The first, Gianni Brera, was a “Gran Padano” from San Zenone al Po. Born in 1919, he was a partisan in the Republic of Ossola from 8 September 1943. The second, Nino Nutrizio, a Dalmatian born in 1911 in Traù – Trogir when it became Croatian – was a prisoner of war in India until 1946. The destinies of Gianni Brera and Nino Nutrizio – possibly Italy’s greatest sports journalists in the twentieth century – were fated to come together in the world of newsprint in Milan as it struggled to return to life after the war. Brera had been into football since he was a boy and in 1945, back from the front, he ended up at the Gazzetta dello Sport. He became its director just a few years later. Nutrizio had been with the Secolo XIX but the events of the war meant that, when he returned to mufti, he had to start again from scratch as a journalist. In 1952 came his great break, when the industrialist Carlo Pesenti made him editor-in-chief of La Notte, Milan’s evening paper. It was to be a resounding success.

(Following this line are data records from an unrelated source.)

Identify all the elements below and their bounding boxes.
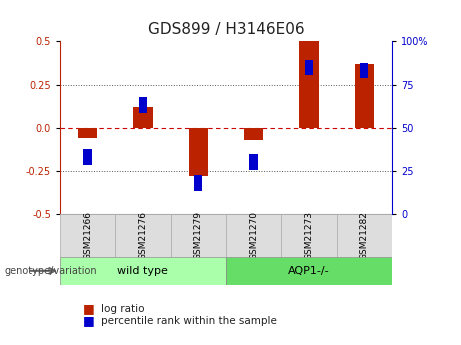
Bar: [78, 128, 97, 138]
Text: ■: ■: [83, 302, 95, 315]
FancyBboxPatch shape: [337, 214, 392, 257]
Bar: [189, 128, 208, 176]
FancyBboxPatch shape: [60, 214, 115, 257]
Bar: [139, 97, 147, 113]
Text: GSM21270: GSM21270: [249, 211, 258, 260]
FancyBboxPatch shape: [171, 214, 226, 257]
Text: ■: ■: [83, 314, 95, 327]
Text: GSM21266: GSM21266: [83, 211, 92, 260]
Bar: [360, 63, 368, 78]
Title: GDS899 / H3146E06: GDS899 / H3146E06: [148, 22, 304, 38]
Text: log ratio: log ratio: [101, 304, 145, 314]
Bar: [194, 175, 202, 190]
Text: GSM21273: GSM21273: [304, 211, 313, 260]
Text: genotype/variation: genotype/variation: [5, 266, 97, 276]
Bar: [133, 107, 153, 128]
FancyBboxPatch shape: [226, 214, 281, 257]
Bar: [83, 149, 92, 165]
Text: GSM21276: GSM21276: [138, 211, 148, 260]
FancyBboxPatch shape: [115, 214, 171, 257]
FancyBboxPatch shape: [226, 257, 392, 285]
FancyBboxPatch shape: [281, 214, 337, 257]
Text: GSM21279: GSM21279: [194, 211, 203, 260]
Bar: [355, 64, 374, 128]
Bar: [244, 128, 263, 140]
Bar: [305, 59, 313, 75]
Text: GSM21282: GSM21282: [360, 211, 369, 260]
Bar: [299, 41, 319, 128]
Text: AQP1-/-: AQP1-/-: [288, 266, 330, 276]
Bar: [249, 154, 258, 170]
Text: wild type: wild type: [118, 266, 168, 276]
Text: percentile rank within the sample: percentile rank within the sample: [101, 316, 278, 326]
FancyBboxPatch shape: [60, 257, 226, 285]
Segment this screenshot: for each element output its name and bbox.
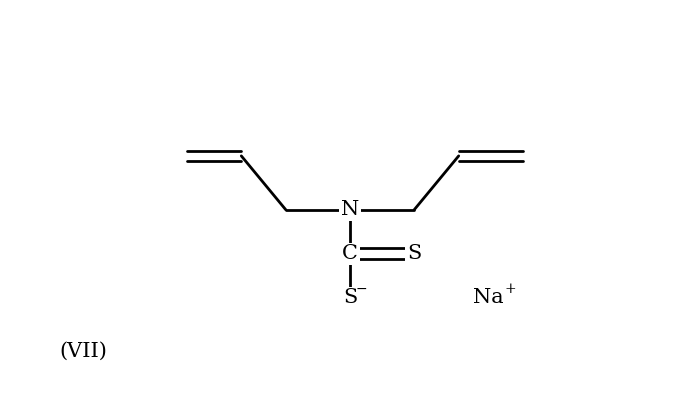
Text: Na: Na <box>473 288 503 307</box>
Text: C: C <box>342 244 358 263</box>
Text: N: N <box>341 200 359 219</box>
Text: +: + <box>504 282 516 296</box>
Text: S: S <box>407 244 421 263</box>
Text: −: − <box>355 282 367 296</box>
Text: (VII): (VII) <box>60 342 107 361</box>
Text: S: S <box>343 288 357 307</box>
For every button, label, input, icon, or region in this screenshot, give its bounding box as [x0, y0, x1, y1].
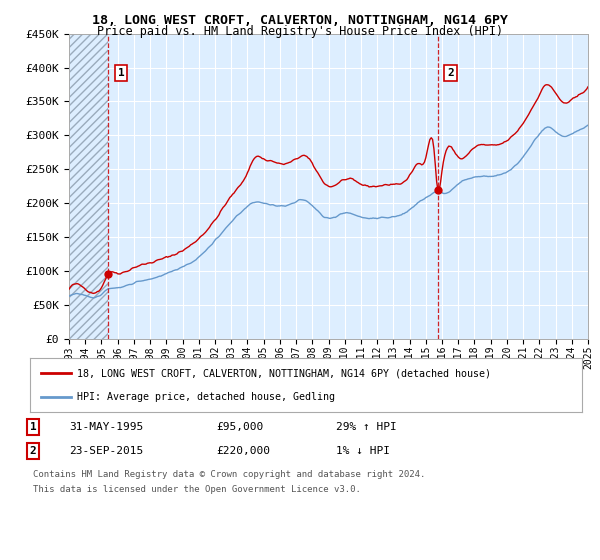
- Text: 23-SEP-2015: 23-SEP-2015: [69, 446, 143, 456]
- Text: 1: 1: [29, 422, 37, 432]
- Text: 2: 2: [447, 68, 454, 78]
- Text: 2: 2: [29, 446, 37, 456]
- Bar: [69, 34, 108, 339]
- Text: Price paid vs. HM Land Registry's House Price Index (HPI): Price paid vs. HM Land Registry's House …: [97, 25, 503, 38]
- Text: HPI: Average price, detached house, Gedling: HPI: Average price, detached house, Gedl…: [77, 391, 335, 402]
- Text: £95,000: £95,000: [216, 422, 263, 432]
- Text: 18, LONG WEST CROFT, CALVERTON, NOTTINGHAM, NG14 6PY (detached house): 18, LONG WEST CROFT, CALVERTON, NOTTINGH…: [77, 368, 491, 379]
- Text: 1% ↓ HPI: 1% ↓ HPI: [336, 446, 390, 456]
- Text: £220,000: £220,000: [216, 446, 270, 456]
- Text: Contains HM Land Registry data © Crown copyright and database right 2024.: Contains HM Land Registry data © Crown c…: [33, 470, 425, 479]
- Text: 18, LONG WEST CROFT, CALVERTON, NOTTINGHAM, NG14 6PY: 18, LONG WEST CROFT, CALVERTON, NOTTINGH…: [92, 14, 508, 27]
- Text: 1: 1: [118, 68, 125, 78]
- Text: 29% ↑ HPI: 29% ↑ HPI: [336, 422, 397, 432]
- Text: This data is licensed under the Open Government Licence v3.0.: This data is licensed under the Open Gov…: [33, 485, 361, 494]
- Text: 31-MAY-1995: 31-MAY-1995: [69, 422, 143, 432]
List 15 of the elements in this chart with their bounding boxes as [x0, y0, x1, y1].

Shortly after, in 1956, Gianni Brera took over the sports desk of Il Giorno, and the newspaper’s sales rocketed. The two directors of “the day” – Il Giorno – and “the night” – La Notte – could hardly fail to meet up on the pages of Pirelli magazine, which already in those sparkling 1950s was attracting the finest pens around. Football – a national sport, together with cycling – was naturally the domain of Gianni Brera and Nino Nutrizio. And, as it still does, it called for the greatest critical powers. Nutrizio never got over the immediate elimination of Italy from the World Cup in Switzerland, in June 1954, nor did he like the fact that the seventeen-year-old Giuseppe Virgili went from Udinese to Fiorentina for the astronomical sum of 60 million lire. In an article entitled “The Sick Millionaire” in no. 4 of 1954, he wrote that everyone in the world of sport – footballers and cyclists, motorcyclists and gymnasts, trainers and directors – was being ruined by the money god, “to earn so much money, so as not to work in the fields or on the shop floor, to have a beautiful house and a beautiful car, to wear beautiful clothes…”. Brera echoed his sentiments a few months later, in January 1955, with “The Tough Life of a Footballer”. “Possibly because it’s been gradually slipping into a gladiatorial struggle and thus into a blatant striving for lucre, Italian sport has not yet found worthy master singers” – the opening words of the article say it all. That same year, in issue no. 6 in December, Nutrizio had it in for defensive football: the notorious close-defence system was “an odious spectacle in at least six out of every nine games each Sunday” and a symptom of a “worrying decline of Italian football”. In his article in January 1957, Nutrizio warned, among other things, that this sort of mentality meant running the risk of not even making it to the World Cup in Sweden just a few months later. History has the story: Italy failed to qualify. The 1958 World Cup was won by Brazil, who beat their hosts, Sweden. Brera, a known aficionado of “Italian-style” defensive football, which Nutrizio detested, was at last able to welcome the transformation of the South Americans from “squandering cicadas” to “ants”, who were careful and cautious in defence. It was a “Metamorphosis”, as Brera’s last article, in issue no. 4 of 1958, was titled.
Brera and Nutrizio were truly two great visionaries of football – one need only re-read their articles in Pirelli magazine to see how relevant their observations still are today.